Ditulis oleh Moh. Alpin Pulungan
Berkaca dari Merosotnya Saham HMSP, Perlukah CHT Direvisi?

Poin Penting :

    KABARBURSA.COM - Pemerintah Indonesia telah menetapkan kebijakan untuk menaikkan tarif cukai hasil tembakau (CHT) secara bertahap sejak 2023 hingga 2025. Kebijakan ini mencakup peningkatan rata-rata tarif cukai sebesar 10 persen setiap tahun dan penyederhanaan tingkatan tarif atau layer cukai rokok dari 8 layer menjadi lebih sedikit.

    Tujuannya adalah untuk meningkatkan pendapatan negara dari sektor tembakau dan mengurangi disparitas tarif antar layer. Dalam Kebijakan Ekonomi Makro dan Pokok-Pokok Kebijakan Fiskal (KEM & PPKF) 2025, pemerintah menyebutkan bahwa kebijakan ini bertujuan untuk mencapai target penerimaan yang lebih tinggi melalui tarif bersifat multiyears dan kenaikan tarif yang moderat.

    Analis dari Mirae Asset Sekuritas Indonesia, Rut Yesika Simak, mengungkapkan konsumen diperkirakan akan terus beralih ke produk rokok dengan harga lebih terjangkau tahun ini. Pasalnya, sejak 1 Januari 2024, Kementerian Keuangan telah menetapkan harga eceran baru untuk rokok.

    Tahun ini, tarif cukai untuk SKM Golongan I ditetapkan sebesar Rp1.231 per batang, SPM Golongan I sebesar Rp1.336 per batang, dan SKT sebesar Rp483 per batang.

    "Kenaikan cukai ini kemungkinan besar akan mendorong konsumen memilih rokok yang lebih murah, seperti SKT dan SKM Golongan II," ujarnya dalam riset yang dirilis Kamis, 28 Maret 2024 lalu.

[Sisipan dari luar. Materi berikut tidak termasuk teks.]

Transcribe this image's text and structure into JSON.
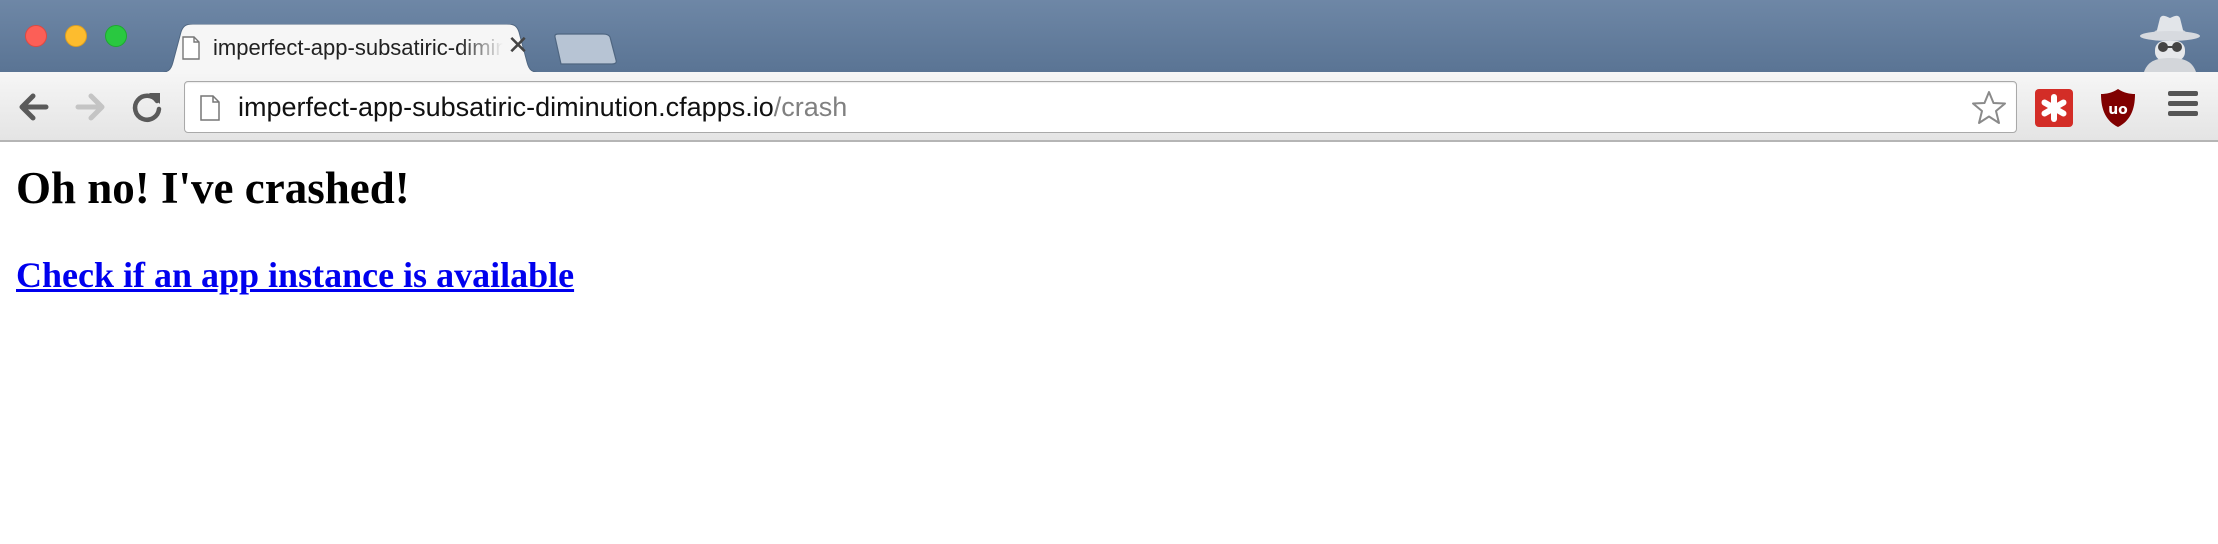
{
  "browser": {
    "tab": {
      "title": "imperfect-app-subsatiric-diminution.cfapps.io/crash",
      "close_glyph": "✕"
    },
    "address_bar": {
      "host": "imperfect-app-subsatiric-diminution.cfapps.io",
      "path": "/crash"
    },
    "icons": {
      "back": "back-arrow-icon",
      "forward": "forward-arrow-icon",
      "reload": "reload-icon",
      "page": "page-icon",
      "bookmark": "star-icon",
      "extension_1": "lastpass-icon",
      "extension_2": "ublock-origin-icon",
      "menu": "hamburger-menu-icon",
      "incognito": "incognito-icon"
    },
    "colors": {
      "tabstrip": "#5f7a9a",
      "link": "#0000ee",
      "lastpass": "#d32d27",
      "ublock": "#800000"
    }
  },
  "page": {
    "heading": "Oh no! I've crashed!",
    "link_text": "Check if an app instance is available"
  }
}
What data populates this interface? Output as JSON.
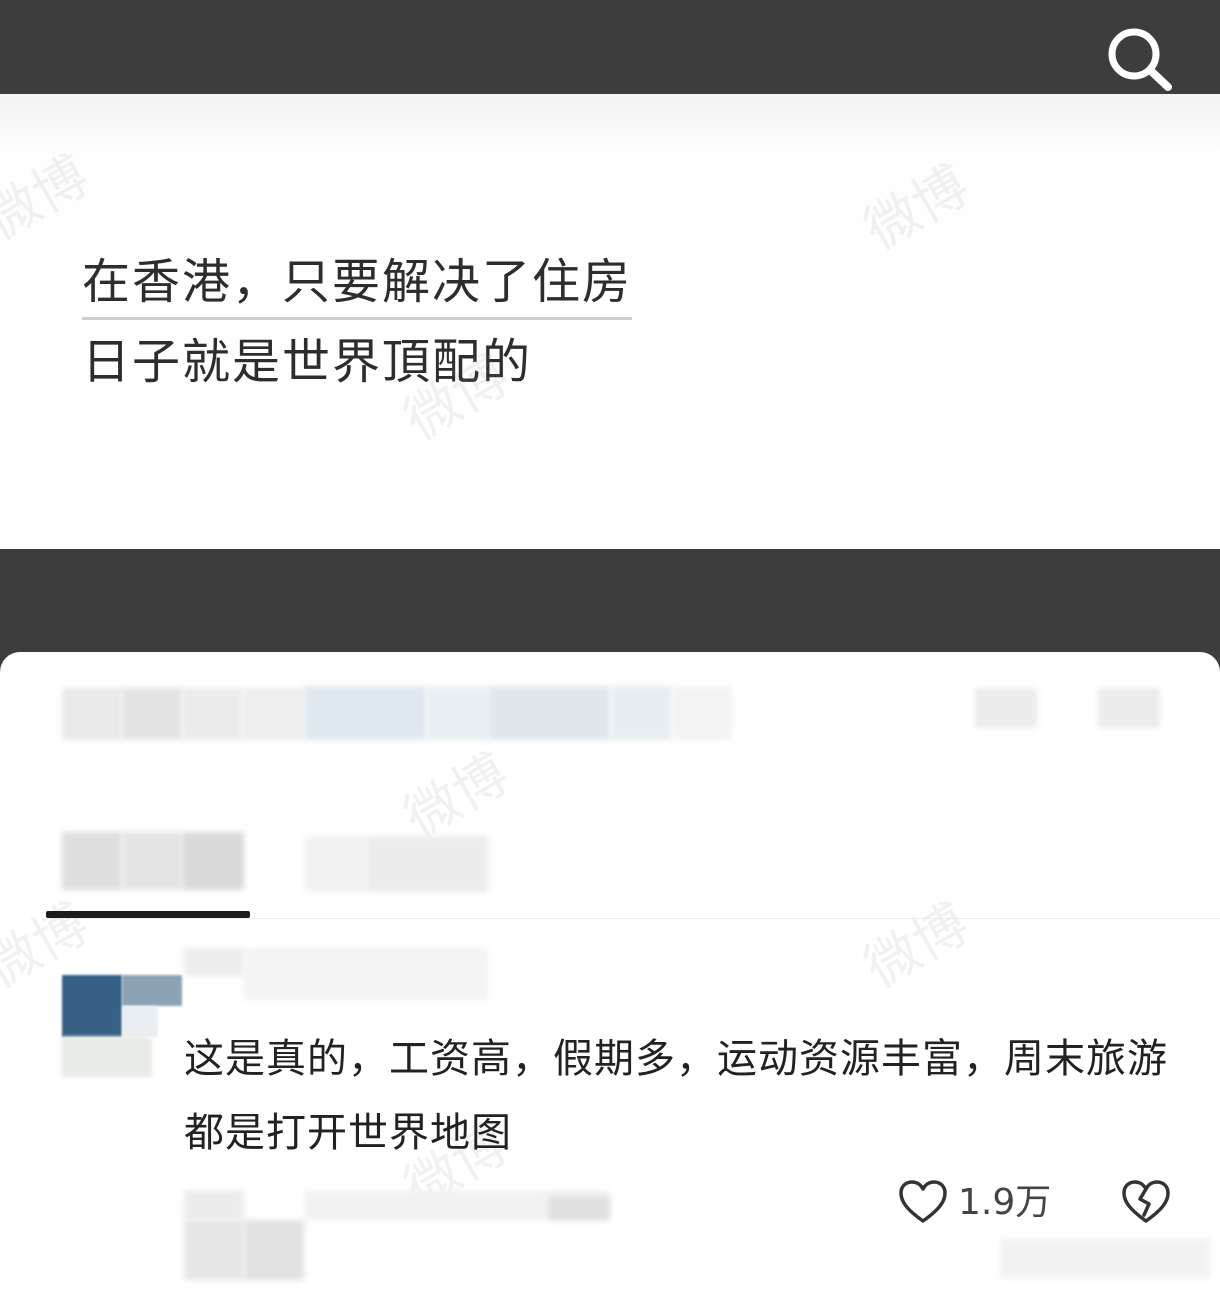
{
  "video": {
    "caption_line1": "在香港，只要解决了住房",
    "caption_line2": "日子就是世界頂配的"
  },
  "comment": {
    "text": "这是真的，工资高，假期多，运动资源丰富，周末旅游都是打开世界地图",
    "like_count": "1.9万"
  },
  "watermark": "微博",
  "icons": {
    "search": "search-icon",
    "like": "heart-icon",
    "dislike": "broken-heart-icon"
  },
  "colors": {
    "header_bg": "#3d3d3d",
    "text_primary": "#2d2d2d",
    "tab_active": "#1c1c1c"
  }
}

    Tak hanya itu, kebijakan ini juga menimbulkan kekhawatiran akan meningkatnya peredaran rokok ilegal dan berpotensi menggerus pendapatan perusahaan rokok, termasuk PT HM Sampoerna Tbk (HMSP). Dampak kebijakan ini sudah mulai dirasakan oleh HMSP, di mana dalam satu minggu terakhir, harga saham HMSP turun sebesar 6,16 persen menjadi Rp685 per lembar. Penurunan ini terjadi setelah harga saham sempat mencapai puncaknya di Rp750.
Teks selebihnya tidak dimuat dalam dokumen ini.